Un busto erigido en el Paseo del Prado de Cienfuegos nos recuerda que en esa sureña ciudad cubana nació Mercedes Matamoros y del Valle, hace ahora 175 años.

El ilustre crítico dominicano-cubano Max Henríquez Ureña destacaba tiempo atrás que “dos aspectos principales hay que señalar en la obra de Mercedes Matamoros: su labor como traductora, que prefirió apelar muchas veces a las paráfrasis antes que a la versión literal o demasiado ceñida al texto original, y sus creaciones poéticas originales”.

En cuanto a la faceta de traductora, a veces pasada por alto, se explica porque en su niñez y junto a don Dionisio, padre y mentor, aprendió varias lenguas. De ahí sus traducciones de Byron, Longfellow, Chaucier, Tennyson y Thomas Moore, del inglés; de André Chenier y del Conde de Vigny, del francés; y de Goethe y Schiller, del alemán.

Como poetisa, Mercedes es autora del soneto “La muerte del esclavo”, que seguros estamos no resultaría del agrado de las autoridades coloniales:

Por hambre y sed y hondo pavor rendido,
Del monte enmarañado en la espesura,
Cayó, por fin, entre la sombra oscura
El miserable siervo perseguido.

Aún escucha, a lo lejos, el ladrido

Del mastín olfateando en la llanura,
Y hasta en los brazos de la muerte dura
Del estallante látigo el chasquido.

Mas de su cuerpo ante la masa yerta
No se alzará mi voz conmovedora
Para decirle: —¡Lázaro, despierta!

¡Atleta del dolor, descansa al cabo!,
¡que el que vive en la muerte nunca llora,
y más vale morir que ser esclavo!

La poetisa, nacida el 13 de marzo de 1851 y huérfana de madre a los tres años, llevó una vida triste desde el momento en que su padre enfermó y perdió la razón. Cuando don Dionisio murió en 1893, ella quedó en una situación económica muy precaria, viviendo ya en la capital.

Es en su humilde morada de Guanabacoa donde noche tras noche durante más de una década, recibe la visita de su vecino Antonio Miguel Comoglio, de profesión periodista. Hablan de poesía y seguramente él la escucha con admiración, sabedor de que en modo alguno Mercedes Matamoros es una desconocida, pues comparte la amistad de figuras importantes de la literatura y la cultura cubana. Está, además, el respeto que le inspira una interlocutora bastante mayor que él.

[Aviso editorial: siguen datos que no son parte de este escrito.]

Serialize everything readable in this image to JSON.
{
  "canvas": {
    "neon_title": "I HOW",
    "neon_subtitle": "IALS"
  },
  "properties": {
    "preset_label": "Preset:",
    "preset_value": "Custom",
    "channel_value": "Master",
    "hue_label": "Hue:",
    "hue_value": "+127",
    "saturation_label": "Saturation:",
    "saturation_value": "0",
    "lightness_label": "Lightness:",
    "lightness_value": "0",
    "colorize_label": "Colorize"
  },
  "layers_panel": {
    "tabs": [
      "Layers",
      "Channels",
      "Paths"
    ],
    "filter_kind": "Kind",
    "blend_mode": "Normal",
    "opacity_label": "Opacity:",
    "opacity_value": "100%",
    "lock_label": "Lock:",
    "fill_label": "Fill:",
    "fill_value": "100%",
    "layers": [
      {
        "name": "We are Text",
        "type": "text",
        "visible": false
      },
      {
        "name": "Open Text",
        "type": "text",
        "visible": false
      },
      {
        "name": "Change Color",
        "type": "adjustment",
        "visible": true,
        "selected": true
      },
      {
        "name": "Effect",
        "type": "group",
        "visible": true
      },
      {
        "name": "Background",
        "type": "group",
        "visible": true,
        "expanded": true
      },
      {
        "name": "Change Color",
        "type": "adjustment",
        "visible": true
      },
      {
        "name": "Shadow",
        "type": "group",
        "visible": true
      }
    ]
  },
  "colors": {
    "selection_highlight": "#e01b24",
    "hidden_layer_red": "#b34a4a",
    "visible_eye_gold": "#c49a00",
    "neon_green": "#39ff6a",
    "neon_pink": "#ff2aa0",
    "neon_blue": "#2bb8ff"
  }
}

Busto erigido en el Paseo del Prado de Cienfuegos a Mercedes Matamoros y del Valle, quien nació en esta ciudad hace 175 años.

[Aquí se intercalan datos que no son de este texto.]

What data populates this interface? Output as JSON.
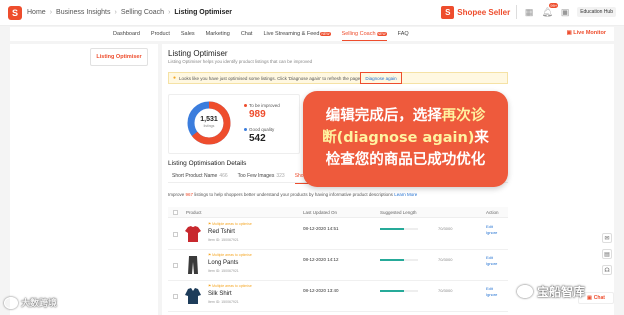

El tema ha sido abordado por varios autores (más bien autoras), siempre con un toque de muy delicado respeto y simpatía hacia Mercedes, cuyos versos son reveladores del lirismo y la pasión de su espíritu:

Yo te siento venir, luz de mi vida,

como un ritmo de amor, si estoy despierta,

yo te siento venir si estoy dormida,

que siempre está mi corazón alerta.

De la dicha más grande y más cumplida

el alma te abre la dorada puerta;

que en insomnios inquietos, o dormida,

está por ti mi corazón alerta.

Y sentiré también, cuando esté muerta,

tus pasos en la tierra humedecida

que cubrirá a tu amante, muda y yerta,

porque en eterno sueño, aunque dormida,

siempre estará mi corazón alerta.

También se cruzan cartas entre ambos y en la única conservada (del 20 de mayo de 1900), la despedida de ella es elocuente: “Espero que me disimulará que una humilde trinadora se haya permitido escribir a tan altivo sultán”.

Mercedes Matamoros publicó dos libros. El primero, Poesías completas, de 1892, con prólogo de Aurelia Castillo, “sirvió para aliviar la crítica situación de la insigne poetisa”, como señaló el escritor y ensayista José Manuel Carbonell.

Un segundo volumen, Sonetos, de 1902, apareció prologado por el diplomático y literato Manuel Márquez Sterling. Muchas composiciones las dio a conocer en Diario de la Marina, El Fígaro y otras publicaciones literarias, haciéndose conocida por el seudónimo de Ofelia.

La poetisa falleció en Guanabacoa el 25 de agosto de 1906. Nada mejor para finalizar este sencillo homenaje a su memoria que hacerlo reproduciendo un fragmento del poema que a la manera de agudo retrato le dedicara José Martí en un abanico:

            …tú, la doncella garbosa

            en cuyos ojos anidan

            blandas miradas de tórtola,

            trágicas luces sombrías.